Ce 2 mars dernier, nous vous donnions rendez-vous au Cinéma Opéra de Lyon pour une projection du film Le privé (The Long Goodbye en VO) de Robert Altman qui, malgré un échec tant commercial que critique à sa sortie en 1973, est aujourd’hui considéré comme un classique de ce genre flou que l’on nomme le néo-noir.
Altman adapte ici l’un des nombreux romans policiers de Raymond Chandler, connu pour la création du personnage de Philip Marlowe en 1939. Détective désabusé, Marlowe a été incarné de nombreuses fois au cinéma, jusqu’à très récemment par Liam Neeson dans le film au titre éponyme ; Humphrey Bogart dans Le grand sommeil (récit adapté de nouveau plus tard avec Robert Mitchum en tête d’affiche), Robert Montgomery dans La dame du lac… Voir ces oeuvres permet non seulement de mieux capter l’essence du personnage de Marlowe, mais aussi de repérer les codes et motifs de mise en scène qui se sont transmis à travers plusieurs générations de cinéastes américains pour porter à l’écran la figure du anti-héros menant à ses risques et périls une enquête qui le dépasse totalement, comme si il s’agissait de la seule chose pouvant animer sa vie monotone. Un personnage qui va à ravir à Eliott Gould, acteur fétiche de Robert Altman qui trouve sans doute ici son meilleur rôle.

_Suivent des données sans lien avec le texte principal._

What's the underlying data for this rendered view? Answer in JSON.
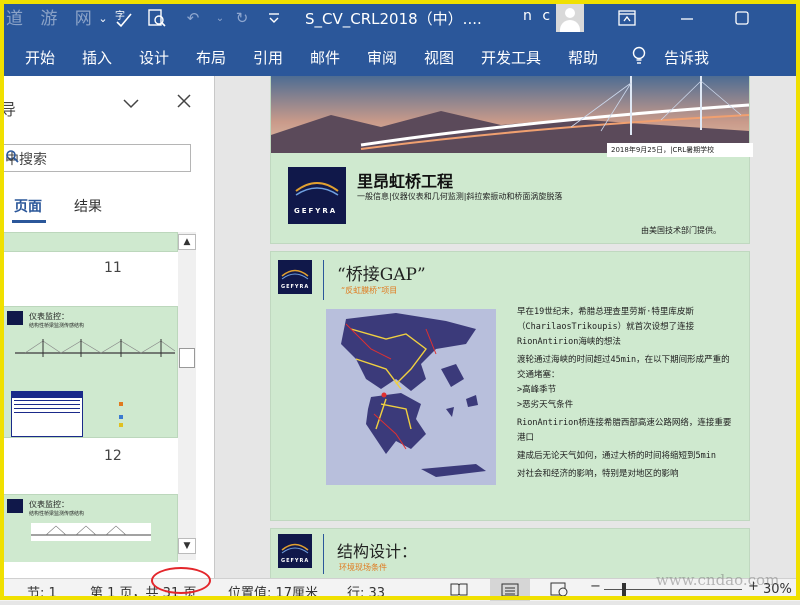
{
  "watermark_top": "道 游 网",
  "titlebar": {
    "doc_title": "S_CV_CRL2018（中）....",
    "user": "n c",
    "icons": [
      "save-icon",
      "dropdown-icon",
      "spellcheck-icon",
      "print-preview-icon",
      "undo-icon",
      "redo-icon",
      "customize-icon",
      "ribbon-display-icon",
      "minimize-icon",
      "restore-icon"
    ]
  },
  "ribbon": {
    "tabs": [
      "开始",
      "插入",
      "设计",
      "布局",
      "引用",
      "邮件",
      "审阅",
      "视图",
      "开发工具",
      "帮助"
    ],
    "tell_me": "告诉我"
  },
  "nav": {
    "title_fragment": "导",
    "search_placeholder": "中搜索",
    "tab_pages": "页面",
    "tab_results": "结果",
    "page_numbers": [
      "11",
      "12"
    ],
    "thumb11_title": "仪表监控：",
    "thumb11_subtitle": "结构性桥梁监测传感结构",
    "thumb12_title": "仪表监控：",
    "thumb12_subtitle": "结构性桥梁监测传感结构"
  },
  "page1": {
    "date_line": "2018年9月25日，|CRL暑期学校",
    "title": "里昂虹桥工程",
    "subtitle": "一般信息|仪器仪表和几何监测|斜拉索振动和桥面涡旋脱落",
    "credit": "由美国技术部门提供。",
    "logo_text": "GEFYRA"
  },
  "page2": {
    "heading": "“桥接GAP”",
    "subheading": "“反虹膜桥”项目",
    "logo_text": "GEFYRA",
    "paragraphs": [
      "早在19世纪末，希腊总理查里劳斯·特里库皮斯（CharilaosTrikoupis）就首次设想了连接RionAntirion海峡的想法",
      "渡轮通过海峡的时间超过45min，在以下期间形成严重的交通堵塞：",
      ">高峰季节",
      ">恶劣天气条件",
      "RionAntirion桥连接希腊西部高速公路网络，连接重要港口",
      "建成后无论天气如何，通过大桥的时间将缩短到5min",
      "对社会和经济的影响，特别是对地区的影响"
    ]
  },
  "page3": {
    "heading": "结构设计：",
    "subheading": "环境现场条件",
    "logo_text": "GEFYRA"
  },
  "status": {
    "section": "节: 1",
    "page": "第 1 页，共 31 页",
    "position": "位置值: 17厘米",
    "line": "行: 33",
    "zoom": "30%",
    "watermark": "www.cndao.com"
  },
  "colors": {
    "word_blue": "#2b579a",
    "page_green": "#cfe9cf",
    "annotation_red": "#e3262b",
    "accent_orange": "#e07a1f"
  }
}
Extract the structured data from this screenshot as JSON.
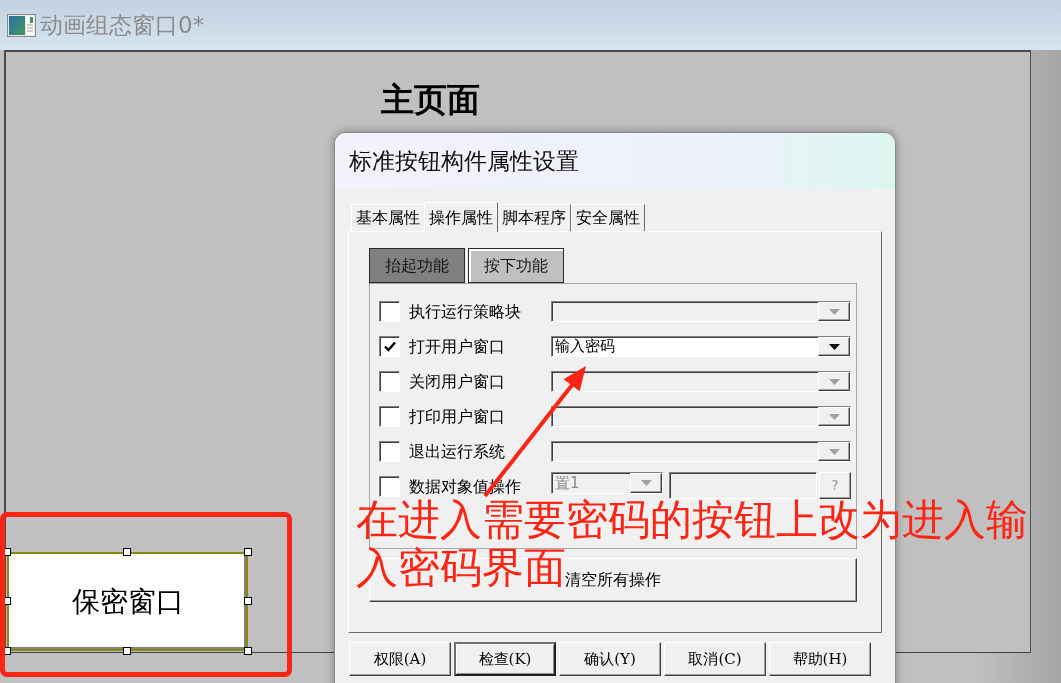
{
  "window": {
    "title": "动画组态窗口0*"
  },
  "canvas": {
    "heading": "主页面",
    "widget": {
      "label": "保密窗口",
      "selected": true
    }
  },
  "dialog": {
    "title": "标准按钮构件属性设置",
    "tabs": [
      {
        "label": "基本属性",
        "selected": false
      },
      {
        "label": "操作属性",
        "selected": true
      },
      {
        "label": "脚本程序",
        "selected": false
      },
      {
        "label": "安全属性",
        "selected": false
      }
    ],
    "sub_tabs": [
      {
        "label": "抬起功能",
        "selected": true
      },
      {
        "label": "按下功能",
        "selected": false
      }
    ],
    "actions": [
      {
        "kind": "dropdown",
        "label": "执行运行策略块",
        "checked": false
      },
      {
        "kind": "dropdown",
        "label": "打开用户窗口",
        "checked": true,
        "value": "输入密码"
      },
      {
        "kind": "dropdown",
        "label": "关闭用户窗口",
        "checked": false
      },
      {
        "kind": "dropdown",
        "label": "打印用户窗口",
        "checked": false
      },
      {
        "kind": "dropdown",
        "label": "退出运行系统",
        "checked": false
      },
      {
        "kind": "value_operation",
        "label": "数据对象值操作",
        "checked": false,
        "operation": "置1",
        "help": "?"
      }
    ],
    "clear_button": "清空所有操作",
    "buttons": [
      {
        "label": "权限(A)",
        "default": false
      },
      {
        "label": "检查(K)",
        "default": true
      },
      {
        "label": "确认(Y)",
        "default": false
      },
      {
        "label": "取消(C)",
        "default": false
      },
      {
        "label": "帮助(H)",
        "default": false
      }
    ]
  },
  "annotation": {
    "lines": [
      "在进入需要密码的按钮上改为进入输",
      "入密码界面"
    ]
  }
}
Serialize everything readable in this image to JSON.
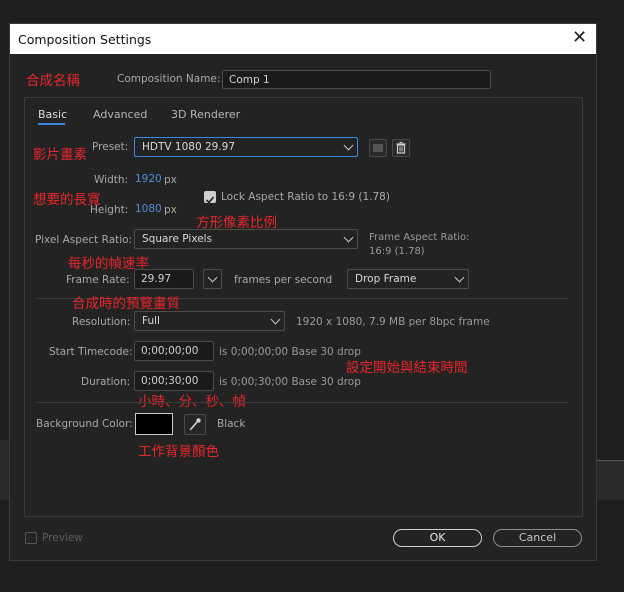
{
  "dialog": {
    "title": "Composition Settings",
    "close_glyph": "✕"
  },
  "comp_name": {
    "label": "Composition Name:",
    "value": "Comp 1"
  },
  "tabs": [
    {
      "label": "Basic"
    },
    {
      "label": "Advanced"
    },
    {
      "label": "3D Renderer"
    }
  ],
  "preset": {
    "label": "Preset:",
    "value": "HDTV 1080 29.97"
  },
  "width": {
    "label": "Width:",
    "value": "1920",
    "unit": "px"
  },
  "height": {
    "label": "Height:",
    "value": "1080",
    "unit": "px"
  },
  "lock_aspect": {
    "label": "Lock Aspect Ratio to 16:9 (1.78)",
    "checked": true
  },
  "pixel_aspect": {
    "label": "Pixel Aspect Ratio:",
    "value": "Square Pixels"
  },
  "frame_aspect": {
    "label": "Frame Aspect Ratio:",
    "value": "16:9 (1.78)"
  },
  "frame_rate": {
    "label": "Frame Rate:",
    "value": "29.97",
    "unit": "frames per second",
    "drop": "Drop Frame"
  },
  "resolution": {
    "label": "Resolution:",
    "value": "Full",
    "info": "1920 x 1080, 7.9 MB per 8bpc frame"
  },
  "start_timecode": {
    "label": "Start Timecode:",
    "value": "0;00;00;00",
    "info": "is 0;00;00;00  Base 30  drop"
  },
  "duration": {
    "label": "Duration:",
    "value": "0;00;30;00",
    "info": "is 0;00;30;00  Base 30  drop"
  },
  "background": {
    "label": "Background Color:",
    "name": "Black",
    "color": "#000000"
  },
  "preview": {
    "label": "Preview"
  },
  "buttons": {
    "ok": "OK",
    "cancel": "Cancel"
  },
  "annotations": {
    "comp_name": "合成名稱",
    "preset": "影片畫素",
    "size": "想要的長寬",
    "square_pixel": "方形像素比例",
    "frame_rate": "每秒的幀速率",
    "resolution": "合成時的預覽畫質",
    "timecode": "設定開始與結束時間",
    "duration": "小時、分、秒、幀",
    "bg_color": "工作背景顏色"
  },
  "colors": {
    "accent": "#3b86e0",
    "annotation": "#e8262b",
    "blue_value": "#4d8fdc"
  }
}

Altman est loin d’être le premier nom venant à l’esprit lorsque l’on parle du Nouvel Hollywood. Or, il en est une incarnation exemplaire dans son esprit rebelle, son cynisme et ses nombreuses attaques envers les institutions américaines, que l’on retrouve bien sûr dans Le Privé, mais bien plus encore dans son chef d’oeuvre M*A*S*H. En effet, ce dernier, derrière sa façade comique, est une puissante attaque contre l’armée américaine, qu’Altman va jusqu’à décrire comme « une occasion d’agresser le public et, par extension, la race humaine qu’il tient pour responsable de toutes les atrocités perpétrées dans le monde ». Pour revenir au Privé et son contexte historique, il précède d’un an un autre grand film du néo-noir : Chinatown de Roman Polanski. Jack Gittes, campé par l’immense Jack Nicholson, est lui aussi un détective ayant le chic pour se fourrer dans les mauvais coups et qui mène son enquête seul contre tous. Cette idée de solitude est importante pour appréhender le néo-noir, dont les protagonistes, loin d’être sans failles, sont souvent les seuls à se battre pour des causes semblant perdues dans le cadre d’enquêtes à l’issue tragique, du moins amères.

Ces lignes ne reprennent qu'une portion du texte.